Jamaica Observer / After losing the opening game of the Super Six stage to Afghanistan last week, as well as a pre-tournament warm-up against the same opponents, the West Indies will feel pressured to win the final of the ICC Cricket World Cup qualifiers tomorrow morning. The truth, though, is that West Indies and Afghanistan have completed their immediate mission, which was to qualify for next year’s ICC Cricket World Cup in England.
Much has been made of the West Indies’ good fortune when an umpiring error gave them the edge against Scotland during the latter’s tense run chase in their final game of the Super Six. But in cricket, as in life, luck invariably goes both ways over time.
Very little has been said about Mr Shimron Hetmyer’s dismissal in the West Indies loss to Afghanistan last week. Back then, Mr Hetmyer, who looked the best of the West Indies batsmen against highly talented Afghan spinners, was given out LBW. Television replays showed that Mr Hetmyer had inside-edged the ball onto his pad.
That’s cricket and that’s life. We must take the rough with the smooth.
Cricket West Indies (CWI) must now look ahead to next year’s World Cup, which will take place between late May and mid-July.
Though CWI President Mr Dave Cameron is often guilty of saying the wrong thing, he surely can’t be faulted for suggesting that West Indies must now plan and prepare to win next year’s tournament.
The available evidence suggests to this newspaper that planning and preparation were not ideal for the qualifying tournament.
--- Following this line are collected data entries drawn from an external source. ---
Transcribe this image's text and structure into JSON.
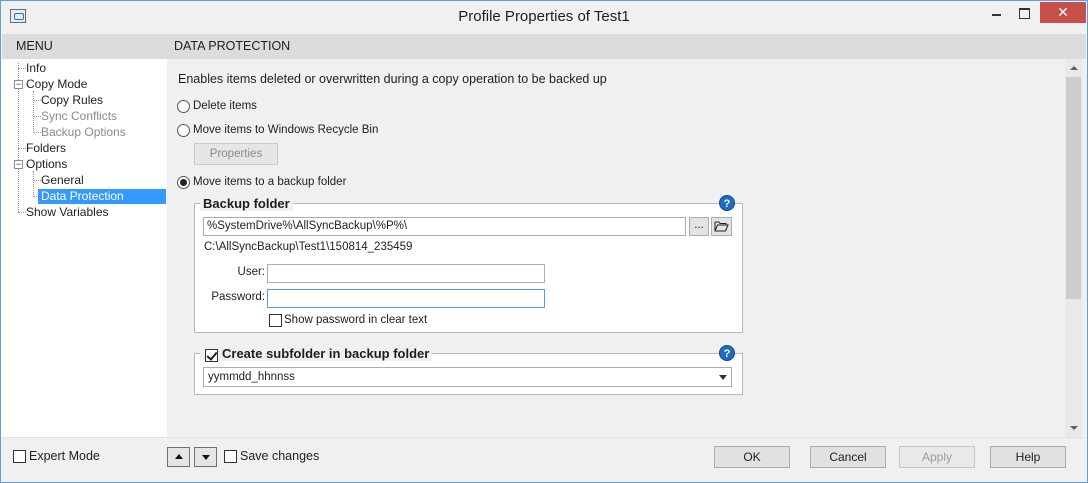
{
  "window": {
    "title": "Profile Properties of Test1"
  },
  "header": {
    "menu_label": "MENU",
    "section_label": "DATA PROTECTION"
  },
  "tree": {
    "items": [
      {
        "label": "Info",
        "state": "normal"
      },
      {
        "label": "Copy Mode",
        "state": "normal",
        "expander": "−"
      },
      {
        "label": "Copy Rules",
        "state": "normal"
      },
      {
        "label": "Sync Conflicts",
        "state": "disabled"
      },
      {
        "label": "Backup Options",
        "state": "disabled"
      },
      {
        "label": "Folders",
        "state": "normal"
      },
      {
        "label": "Options",
        "state": "normal",
        "expander": "−"
      },
      {
        "label": "General",
        "state": "normal"
      },
      {
        "label": "Data Protection",
        "state": "selected"
      },
      {
        "label": "Show Variables",
        "state": "normal"
      }
    ]
  },
  "content": {
    "description": "Enables items deleted or overwritten during a copy operation to be backed up",
    "options": [
      {
        "label": "Delete items",
        "checked": false
      },
      {
        "label": "Move items to Windows Recycle Bin",
        "checked": false
      },
      {
        "label": "Move items to a backup folder",
        "checked": true
      }
    ],
    "properties_button": "Properties",
    "backup_group": {
      "title": "Backup folder",
      "help": "?",
      "path_value": "%SystemDrive%\\AllSyncBackup\\%P%\\",
      "browse_label": "...",
      "folder_icon": "open-folder-icon",
      "resolved_path": "C:\\AllSyncBackup\\Test1\\150814_235459",
      "user_label": "User:",
      "user_value": "",
      "password_label": "Password:",
      "password_value": "",
      "show_password_label": "Show password in clear text",
      "show_password_checked": false
    },
    "subfolder_group": {
      "title": "Create subfolder in backup folder",
      "checked": true,
      "help": "?",
      "format_value": "yymmdd_hhnnss"
    }
  },
  "footer": {
    "expert_mode_label": "Expert Mode",
    "expert_mode_checked": false,
    "save_changes_label": "Save changes",
    "save_changes_checked": false,
    "ok_label": "OK",
    "cancel_label": "Cancel",
    "apply_label": "Apply",
    "help_label": "Help"
  },
  "colors": {
    "selection": "#3399ff",
    "close_button": "#c7504b",
    "help_icon": "#1f6bc2"
  }
}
To begin with, the regional 50-overs competition took place after the ICC deadline for the squad to be selected for the tournament in Zimbabwe. That meant the selectors didn’t have the option of considering several players who did well in the regional event.
Also, the choice of three specialist spinners in the West Indies squad for the qualifying tournament suggested the selectors expected more spin-friendly pitches than turned out to be the case. In fact, from this distance it seems leg spinner Mr Devendra Bishoo was largely surplus to requirements. On the other hand, we believe the West Indies attack was sadly lacking in genuine pace, especially after left-arm seamer Mr Sheldon Cottrell had to return home because of injury. It seems passing strange that Mr Shannon Gabriel, among the world’s fastest bowlers, was not included.
Technical director of West Indies cricket Mr James Adams; coach, Mr Stuart Law; their support technical staff; and the regional selectors must now give serious consideration to likely conditions in England in the early summer of next year as well as available talent, as they seek to have the best possible squad represent the Caribbean.
Preparation will be crucial. The most will have to be made of upcoming international and regional fixtures, a planned West Indies A tour of England, and use of facilities now under the control of CWI in Antigua.
There will be naysaying and cynicism and very possibly more of the administrative missteps which have plagued West Indies cricket down the years. But through it all, the technical staff and players must stay focused, eyes on the prize, which is the ICC Cricket World Cup. We wish them well.